Experten-Gespräche
24.06.2020, 06:40 Uhr
Neuer E-Voting-Anlauf
Bund und Kantone planen einen neuen E-Voting-Versuch. Zuvor will man aber ausgiebig inländische und ausländische Experten konsultieren.
Bund und Kantone planen einen neuen E-Voting-Versuch
(Quelle: Archiv NMGZ)
Bund und Kantone haben Gespräche aufgenommen für einen neuen Versuchsbetrieb für die elektronische Stimmabgabe (E-Voting). Sie arbeiten dazu mit in- und ausländischen Expertinnen und Experten aus Informatik, Kryptografie und Politikwissenschaften zusammen, wie die Bundeskanzlei am Dienstag mitteilte.

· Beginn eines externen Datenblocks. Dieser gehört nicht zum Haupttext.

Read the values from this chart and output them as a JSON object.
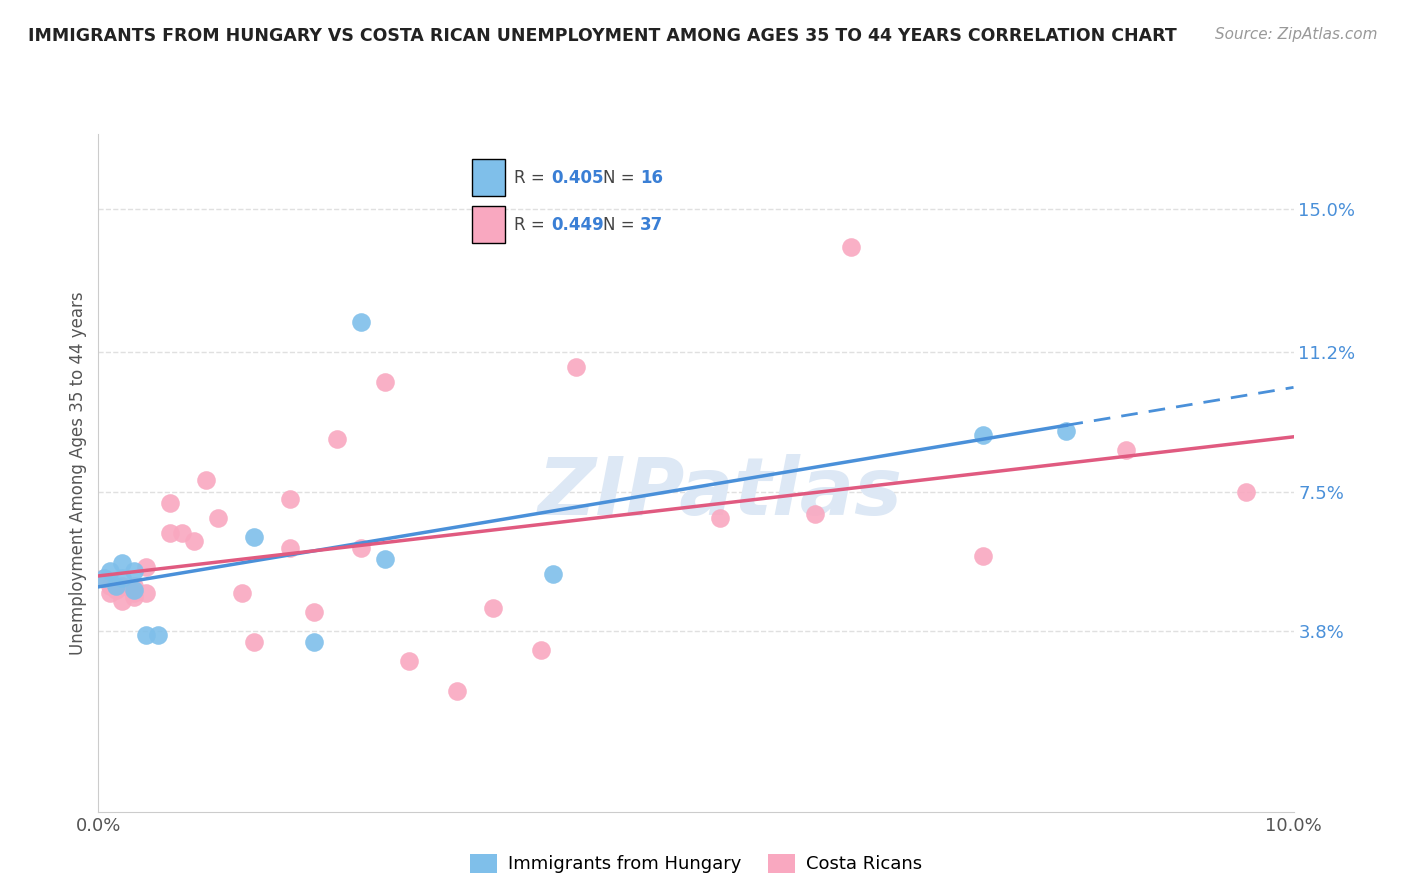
{
  "title": "IMMIGRANTS FROM HUNGARY VS COSTA RICAN UNEMPLOYMENT AMONG AGES 35 TO 44 YEARS CORRELATION CHART",
  "source": "Source: ZipAtlas.com",
  "ylabel": "Unemployment Among Ages 35 to 44 years",
  "xlim": [
    0.0,
    0.1
  ],
  "ylim": [
    -0.01,
    0.17
  ],
  "x_ticks": [
    0.0,
    0.02,
    0.04,
    0.06,
    0.08,
    0.1
  ],
  "x_tick_labels": [
    "0.0%",
    "",
    "",
    "",
    "",
    "10.0%"
  ],
  "y_tick_labels_right": [
    "3.8%",
    "7.5%",
    "11.2%",
    "15.0%"
  ],
  "y_ticks_right": [
    0.038,
    0.075,
    0.112,
    0.15
  ],
  "hungary_color": "#7fbfea",
  "costarica_color": "#f9a8c0",
  "line_hungary_color": "#4a90d9",
  "line_costarica_color": "#e05a80",
  "hungary_R": 0.405,
  "hungary_N": 16,
  "costarica_R": 0.449,
  "costarica_N": 37,
  "hungary_x": [
    0.0005,
    0.001,
    0.0015,
    0.002,
    0.002,
    0.003,
    0.003,
    0.004,
    0.005,
    0.013,
    0.018,
    0.022,
    0.024,
    0.038,
    0.074,
    0.081
  ],
  "hungary_y": [
    0.052,
    0.054,
    0.05,
    0.052,
    0.056,
    0.049,
    0.054,
    0.037,
    0.037,
    0.063,
    0.035,
    0.12,
    0.057,
    0.053,
    0.09,
    0.091
  ],
  "costarica_x": [
    0.0005,
    0.001,
    0.001,
    0.0015,
    0.002,
    0.002,
    0.002,
    0.003,
    0.003,
    0.003,
    0.004,
    0.004,
    0.006,
    0.006,
    0.007,
    0.008,
    0.009,
    0.01,
    0.012,
    0.013,
    0.016,
    0.016,
    0.018,
    0.02,
    0.022,
    0.024,
    0.026,
    0.03,
    0.033,
    0.037,
    0.04,
    0.052,
    0.06,
    0.063,
    0.074,
    0.086,
    0.096
  ],
  "costarica_y": [
    0.052,
    0.05,
    0.048,
    0.049,
    0.05,
    0.05,
    0.046,
    0.047,
    0.048,
    0.05,
    0.055,
    0.048,
    0.072,
    0.064,
    0.064,
    0.062,
    0.078,
    0.068,
    0.048,
    0.035,
    0.073,
    0.06,
    0.043,
    0.089,
    0.06,
    0.104,
    0.03,
    0.022,
    0.044,
    0.033,
    0.108,
    0.068,
    0.069,
    0.14,
    0.058,
    0.086,
    0.075
  ],
  "background_color": "#ffffff",
  "watermark": "ZIPatlas",
  "grid_color": "#e0e0e0"
}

Wegen der Coronavirus-Pandemie wird der Dialog nicht wie geplant in Workshops sondern online geführt. Grundlage bildet den Angaben zufolge ein ausführlicher Fragebogen von Fachleuten des Bundes und der Kantone. Mit diesem sollen die teilnehmenden Experten ihr Wissen sowie Anregungen und Bedenken einbringen.
Die Bundeskanzlei will nach eigenen Angaben bis Ende 2020 dem Bundesrat eine Neuausrichtung des Versuchsbetriebs unterbreiten. Danach sollen die Kantone eine Grundbewilligung für ein E-Voting-System der neuesten Generation beantragen können.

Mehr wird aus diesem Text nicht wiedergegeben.